Officials Stress Masks, Social Distancing, Sanitizing as COVID-19 Numbers Rise
The message might resemble a broken record, but it will continue to be repeated until the rise of novel coronavirus cases in Madison County is itself broken.
While confirmed cases of COVID-19 continue to spike in the county as well statewide health officials continue to stress the importance of following safety guidelines.
The oft-repeated message is simple: wear face coverings, practice social distancing and sanitize hands.
“If 80 percent of our community would mask, cover their faces, then we would reduce transmission by 90 percent,” Crestwood Medical Center CEO Dr. Pam Hudson said Wednesday at the first COVID-19 briefing in a week.
If more people within the community don’t start or continue to follow precautions, she said, “we’re going to continue to see more of this.’’
This is a surge that has alarmed local officials enough that a county-wide health order was issued this week that face coverings were mandatory in public businesses and gatherings. Local hospitals are nearing capacity on beds available, and further surges could place a burden on the healthcare system.
Last week, the state health department was monitoring roughly 500 COVID-19 cases in the county. This week, that number is up to 847. Through Wednesday, the Alabama Department of Health reported 46,424 confirmed cases among 467,754 tested and 1,032 deaths. In Madison County, there have been 1,620 confirmed cases and eight deaths.
Hudson said the reason is likely due to the lack of following precautionary steps. Masking and distancing, she said, can help reduce the speak and lessen the burden on hospital staff and resources.
“I’d like to suggest we think about this masking and distancing as a temporary vaccination,’’ she said. “We are waiting for the scientists and the pharmaceutical companies to come up with a vaccine that works. It’s months away.
“Meanwhile, we have to save ourselves for the day that we will have access to the vaccine.”
Madison Mayor Paul Finley assured residents police would not be looking to flag people for not wearing masks in public but instead will have masks for anyone who asks them for one. He said people need to make the wise choice even if they don’t agree with it.

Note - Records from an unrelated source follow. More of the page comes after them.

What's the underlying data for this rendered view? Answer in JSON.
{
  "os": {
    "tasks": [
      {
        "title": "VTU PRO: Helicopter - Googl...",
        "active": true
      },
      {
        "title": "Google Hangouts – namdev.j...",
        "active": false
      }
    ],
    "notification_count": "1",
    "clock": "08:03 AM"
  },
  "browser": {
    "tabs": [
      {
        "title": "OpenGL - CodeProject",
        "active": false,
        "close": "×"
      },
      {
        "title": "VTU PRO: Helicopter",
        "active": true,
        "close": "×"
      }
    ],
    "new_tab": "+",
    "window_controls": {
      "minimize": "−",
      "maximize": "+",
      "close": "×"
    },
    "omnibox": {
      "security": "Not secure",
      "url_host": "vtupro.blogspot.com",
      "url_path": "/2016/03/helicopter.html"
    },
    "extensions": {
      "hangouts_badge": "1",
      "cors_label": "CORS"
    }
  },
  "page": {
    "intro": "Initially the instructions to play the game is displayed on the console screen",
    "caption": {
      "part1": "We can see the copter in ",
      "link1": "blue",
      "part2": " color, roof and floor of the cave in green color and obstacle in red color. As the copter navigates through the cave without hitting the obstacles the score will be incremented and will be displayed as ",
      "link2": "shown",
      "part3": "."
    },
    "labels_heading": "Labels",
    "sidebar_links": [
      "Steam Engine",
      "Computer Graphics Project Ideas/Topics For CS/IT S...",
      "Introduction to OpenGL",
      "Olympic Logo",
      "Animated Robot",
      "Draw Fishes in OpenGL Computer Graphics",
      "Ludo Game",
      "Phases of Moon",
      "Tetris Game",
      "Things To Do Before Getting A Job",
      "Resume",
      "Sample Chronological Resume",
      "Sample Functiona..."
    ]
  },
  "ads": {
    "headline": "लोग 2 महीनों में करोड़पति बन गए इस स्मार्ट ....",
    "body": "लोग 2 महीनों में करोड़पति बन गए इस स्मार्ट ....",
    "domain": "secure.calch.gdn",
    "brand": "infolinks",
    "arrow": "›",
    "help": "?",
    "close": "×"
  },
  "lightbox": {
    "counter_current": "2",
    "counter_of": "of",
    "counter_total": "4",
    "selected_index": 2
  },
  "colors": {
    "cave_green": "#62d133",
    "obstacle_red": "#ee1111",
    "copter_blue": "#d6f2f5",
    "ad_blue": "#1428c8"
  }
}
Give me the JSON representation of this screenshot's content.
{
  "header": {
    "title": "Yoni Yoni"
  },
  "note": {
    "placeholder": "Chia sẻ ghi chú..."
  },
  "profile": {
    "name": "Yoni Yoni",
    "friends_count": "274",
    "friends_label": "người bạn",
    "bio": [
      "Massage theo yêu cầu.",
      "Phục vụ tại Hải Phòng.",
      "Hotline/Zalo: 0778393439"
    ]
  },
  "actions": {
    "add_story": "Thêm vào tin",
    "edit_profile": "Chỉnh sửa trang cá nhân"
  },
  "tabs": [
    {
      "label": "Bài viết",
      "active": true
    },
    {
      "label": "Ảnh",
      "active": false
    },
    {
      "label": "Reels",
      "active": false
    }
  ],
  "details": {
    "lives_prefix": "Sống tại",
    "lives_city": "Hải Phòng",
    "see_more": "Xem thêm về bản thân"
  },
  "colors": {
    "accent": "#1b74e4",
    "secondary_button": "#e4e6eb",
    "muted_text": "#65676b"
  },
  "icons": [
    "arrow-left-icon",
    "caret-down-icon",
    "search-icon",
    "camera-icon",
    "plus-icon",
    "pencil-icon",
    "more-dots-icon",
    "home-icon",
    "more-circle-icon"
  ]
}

“We have a choice with our attitude,” Finley said. “Not everybody is going to agree with everything that’s done, I think everybody can agree our goal is to get through this as quickly as we possibly can and get back to a normal life that allows us to focus on the things that make us happy.”
According to Hudson, health officials’ biggest concern right now is not space of supplies at the hospitals but the stress being placed on frontline caregivers.
“Our ambulances had the greatest number (Tuesday) of runs since this started,’’ she said. “They are finding that, what was quoted to us today, in about 20 percent of the runs they make they’re having to do the full PPE, which is an increase as well.”